Priestly Generosity
On the day I was ordained to the priesthood, a single statement remained engraved in my memory. Now, years later, I realize it was a hint of the great offering that must be chosen repeatedly in life. The statement did not come from the homily of John Cardinal O'Connor, nor was it any words of my loving parents. After the ordination Mass at Saint Patrick's Cathedral in New York City and a period of blessings at side altars, I ventured outside to the sidewalk to find a ride to the seminary in Yonkers, where a luncheon would take place. An older New York priest in his seventies, stocky and short, walked up briskly toward me with his hand extended. I expected a congratulations and a request for a first blessing. He took my hand and gripped it tightly and pulled me down toward himself as he spoke words that have been etched for years now in my memory. "You have just given yourself entirely to God. Now don't spend the rest of your life taking that back." Nothing more, and then he walked away. I am still grateful to hear those words repeated. But they have a different meaning now, years later. An entire offering is a demand whose magnitude I did not see until much later in time.

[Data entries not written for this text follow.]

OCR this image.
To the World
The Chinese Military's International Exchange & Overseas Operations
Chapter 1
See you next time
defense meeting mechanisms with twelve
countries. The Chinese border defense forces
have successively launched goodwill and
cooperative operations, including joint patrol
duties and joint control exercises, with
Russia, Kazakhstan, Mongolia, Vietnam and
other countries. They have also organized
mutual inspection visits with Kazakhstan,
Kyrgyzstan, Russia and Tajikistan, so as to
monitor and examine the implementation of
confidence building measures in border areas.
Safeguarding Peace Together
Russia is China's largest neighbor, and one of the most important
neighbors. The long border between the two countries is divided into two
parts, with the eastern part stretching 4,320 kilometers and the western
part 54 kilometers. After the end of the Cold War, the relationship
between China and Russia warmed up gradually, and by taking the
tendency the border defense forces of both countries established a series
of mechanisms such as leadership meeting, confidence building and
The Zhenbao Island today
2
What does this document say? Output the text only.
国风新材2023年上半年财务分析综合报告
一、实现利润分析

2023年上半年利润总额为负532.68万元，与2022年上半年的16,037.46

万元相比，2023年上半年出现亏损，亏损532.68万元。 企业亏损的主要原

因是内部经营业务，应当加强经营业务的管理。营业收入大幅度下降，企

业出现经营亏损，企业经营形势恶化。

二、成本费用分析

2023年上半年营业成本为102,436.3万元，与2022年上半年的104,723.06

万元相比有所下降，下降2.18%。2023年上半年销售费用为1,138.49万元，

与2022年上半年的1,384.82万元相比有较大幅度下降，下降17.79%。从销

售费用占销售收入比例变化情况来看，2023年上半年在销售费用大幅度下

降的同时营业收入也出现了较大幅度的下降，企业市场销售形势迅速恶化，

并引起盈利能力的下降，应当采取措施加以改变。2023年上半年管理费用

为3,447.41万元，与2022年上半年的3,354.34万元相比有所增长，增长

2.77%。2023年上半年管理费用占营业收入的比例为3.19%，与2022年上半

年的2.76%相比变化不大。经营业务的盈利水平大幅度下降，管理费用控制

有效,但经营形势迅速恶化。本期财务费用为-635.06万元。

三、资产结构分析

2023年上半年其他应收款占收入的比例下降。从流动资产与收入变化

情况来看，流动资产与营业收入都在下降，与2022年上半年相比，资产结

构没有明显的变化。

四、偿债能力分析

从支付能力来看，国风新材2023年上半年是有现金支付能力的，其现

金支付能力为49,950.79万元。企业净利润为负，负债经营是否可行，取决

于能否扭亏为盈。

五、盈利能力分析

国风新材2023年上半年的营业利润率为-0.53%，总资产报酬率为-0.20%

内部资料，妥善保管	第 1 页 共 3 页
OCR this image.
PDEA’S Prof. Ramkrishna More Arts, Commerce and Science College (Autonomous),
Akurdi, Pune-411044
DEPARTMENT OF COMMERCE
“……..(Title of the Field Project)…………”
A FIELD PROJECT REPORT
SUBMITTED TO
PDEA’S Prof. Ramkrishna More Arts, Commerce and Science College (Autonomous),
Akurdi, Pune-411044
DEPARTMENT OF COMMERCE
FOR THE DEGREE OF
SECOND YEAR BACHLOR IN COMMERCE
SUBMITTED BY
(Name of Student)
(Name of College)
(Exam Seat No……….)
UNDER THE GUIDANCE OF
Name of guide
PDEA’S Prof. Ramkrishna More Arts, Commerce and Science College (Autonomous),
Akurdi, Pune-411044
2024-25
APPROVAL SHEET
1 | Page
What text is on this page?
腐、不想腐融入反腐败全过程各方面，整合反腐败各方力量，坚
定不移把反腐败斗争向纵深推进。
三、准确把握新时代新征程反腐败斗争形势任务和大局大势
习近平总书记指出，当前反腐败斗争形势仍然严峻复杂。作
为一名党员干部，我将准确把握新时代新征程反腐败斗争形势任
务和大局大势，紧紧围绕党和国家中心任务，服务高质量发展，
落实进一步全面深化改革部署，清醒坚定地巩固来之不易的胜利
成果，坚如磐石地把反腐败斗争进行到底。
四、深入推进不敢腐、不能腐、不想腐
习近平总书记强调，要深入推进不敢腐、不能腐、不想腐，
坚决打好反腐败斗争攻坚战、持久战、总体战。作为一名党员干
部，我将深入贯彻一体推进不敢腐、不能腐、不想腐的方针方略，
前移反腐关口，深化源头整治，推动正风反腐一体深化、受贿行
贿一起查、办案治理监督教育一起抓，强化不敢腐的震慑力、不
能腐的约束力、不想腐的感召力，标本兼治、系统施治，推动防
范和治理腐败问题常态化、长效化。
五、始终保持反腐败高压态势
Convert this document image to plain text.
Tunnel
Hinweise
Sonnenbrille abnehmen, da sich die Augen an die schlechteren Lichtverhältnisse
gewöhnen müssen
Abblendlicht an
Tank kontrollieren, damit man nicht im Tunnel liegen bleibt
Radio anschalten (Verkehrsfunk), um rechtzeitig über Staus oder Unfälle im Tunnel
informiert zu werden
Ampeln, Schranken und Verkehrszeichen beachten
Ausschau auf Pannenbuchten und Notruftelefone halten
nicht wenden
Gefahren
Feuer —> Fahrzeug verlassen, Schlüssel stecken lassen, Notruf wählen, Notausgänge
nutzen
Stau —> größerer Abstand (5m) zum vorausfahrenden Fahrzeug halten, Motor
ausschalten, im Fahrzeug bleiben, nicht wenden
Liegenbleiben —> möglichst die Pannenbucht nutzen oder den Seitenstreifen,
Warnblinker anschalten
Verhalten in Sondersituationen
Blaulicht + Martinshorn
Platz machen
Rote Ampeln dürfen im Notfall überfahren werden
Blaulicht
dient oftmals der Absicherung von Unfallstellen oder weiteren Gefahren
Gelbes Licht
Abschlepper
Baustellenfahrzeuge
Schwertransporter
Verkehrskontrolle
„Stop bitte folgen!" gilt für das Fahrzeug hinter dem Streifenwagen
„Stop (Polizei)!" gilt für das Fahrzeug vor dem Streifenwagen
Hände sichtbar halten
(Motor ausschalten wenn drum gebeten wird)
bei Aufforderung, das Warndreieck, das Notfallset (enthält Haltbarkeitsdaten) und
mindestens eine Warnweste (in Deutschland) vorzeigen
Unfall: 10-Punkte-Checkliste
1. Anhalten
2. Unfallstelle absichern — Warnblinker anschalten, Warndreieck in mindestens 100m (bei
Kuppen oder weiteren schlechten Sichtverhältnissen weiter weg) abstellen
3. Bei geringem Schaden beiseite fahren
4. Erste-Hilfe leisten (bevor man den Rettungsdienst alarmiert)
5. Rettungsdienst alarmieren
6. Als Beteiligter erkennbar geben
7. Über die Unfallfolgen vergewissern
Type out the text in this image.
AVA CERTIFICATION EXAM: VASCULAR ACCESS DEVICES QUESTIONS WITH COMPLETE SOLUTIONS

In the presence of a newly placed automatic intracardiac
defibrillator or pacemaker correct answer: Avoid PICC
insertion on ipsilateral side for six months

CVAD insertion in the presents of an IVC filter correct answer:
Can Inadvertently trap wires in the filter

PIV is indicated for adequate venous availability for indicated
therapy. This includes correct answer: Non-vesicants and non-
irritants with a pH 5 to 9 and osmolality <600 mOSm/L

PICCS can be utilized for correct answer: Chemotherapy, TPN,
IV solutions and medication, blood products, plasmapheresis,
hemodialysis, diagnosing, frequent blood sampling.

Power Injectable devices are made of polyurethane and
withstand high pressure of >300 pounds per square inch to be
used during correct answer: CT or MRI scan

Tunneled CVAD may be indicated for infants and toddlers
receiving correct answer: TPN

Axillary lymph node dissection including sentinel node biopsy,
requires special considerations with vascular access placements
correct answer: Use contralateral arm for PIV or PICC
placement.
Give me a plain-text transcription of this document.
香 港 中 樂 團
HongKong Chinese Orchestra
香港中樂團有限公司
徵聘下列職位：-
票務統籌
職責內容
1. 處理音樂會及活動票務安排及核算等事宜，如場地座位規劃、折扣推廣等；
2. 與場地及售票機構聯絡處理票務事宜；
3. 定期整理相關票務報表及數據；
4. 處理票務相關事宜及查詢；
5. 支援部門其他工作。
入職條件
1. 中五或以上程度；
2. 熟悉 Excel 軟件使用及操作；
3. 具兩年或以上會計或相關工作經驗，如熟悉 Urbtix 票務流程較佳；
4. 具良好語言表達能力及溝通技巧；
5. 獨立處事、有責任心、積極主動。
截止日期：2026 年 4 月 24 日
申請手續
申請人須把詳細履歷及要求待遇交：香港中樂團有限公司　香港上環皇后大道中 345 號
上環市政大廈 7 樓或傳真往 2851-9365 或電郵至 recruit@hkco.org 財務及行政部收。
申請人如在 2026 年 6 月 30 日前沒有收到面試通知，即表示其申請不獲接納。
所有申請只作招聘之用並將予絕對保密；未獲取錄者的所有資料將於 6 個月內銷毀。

Father Donald Haggerty, Conversion: Spiritual Insights into an Essential Encounter With God, San Francisco: Ignatius, 2017, 162.
Now this I say: He who soweth sparingly, shall also reap sparingly: and he who soweth in blessings, shall also reap blessings. Every one as he hath determined in his heart, not with sadness, or of necessity: for God loveth a cheerful giver. 2 Cor. 9:6-7
Plinthos: In the entry for January 7th of Plus' Toward the Eternal Priesthood I just read, under the title "The One Thing Necessary":
...In the midst of a world where so many are agitated and hurried, exhausting their energy to attain passing trifles, let me keep my soul in peace and take a true interest in the realities of the invisible world alone. In the midst of my daily round of duties, keep me ever mindful of the value of things eternal. Make me an apostle of detachment, one who has earned the right to speak authoritatively because of his strict observance of an evengelical life.
You know me. You know that, without exactly going back on my word, I seek comfort by going back to the thousand nothings which I am not strictly forbidden to have but which impair my perfect resemblance to You. Having gone so far as to set out upon a life of renunciation, I do not want it to be renunciation with compensation. Having once given all, I do not want to take it back little by little...
Reverend Raoul Plus, SJ, Towards the Eternal Priesthood, New York: Pustet, 1946, 222.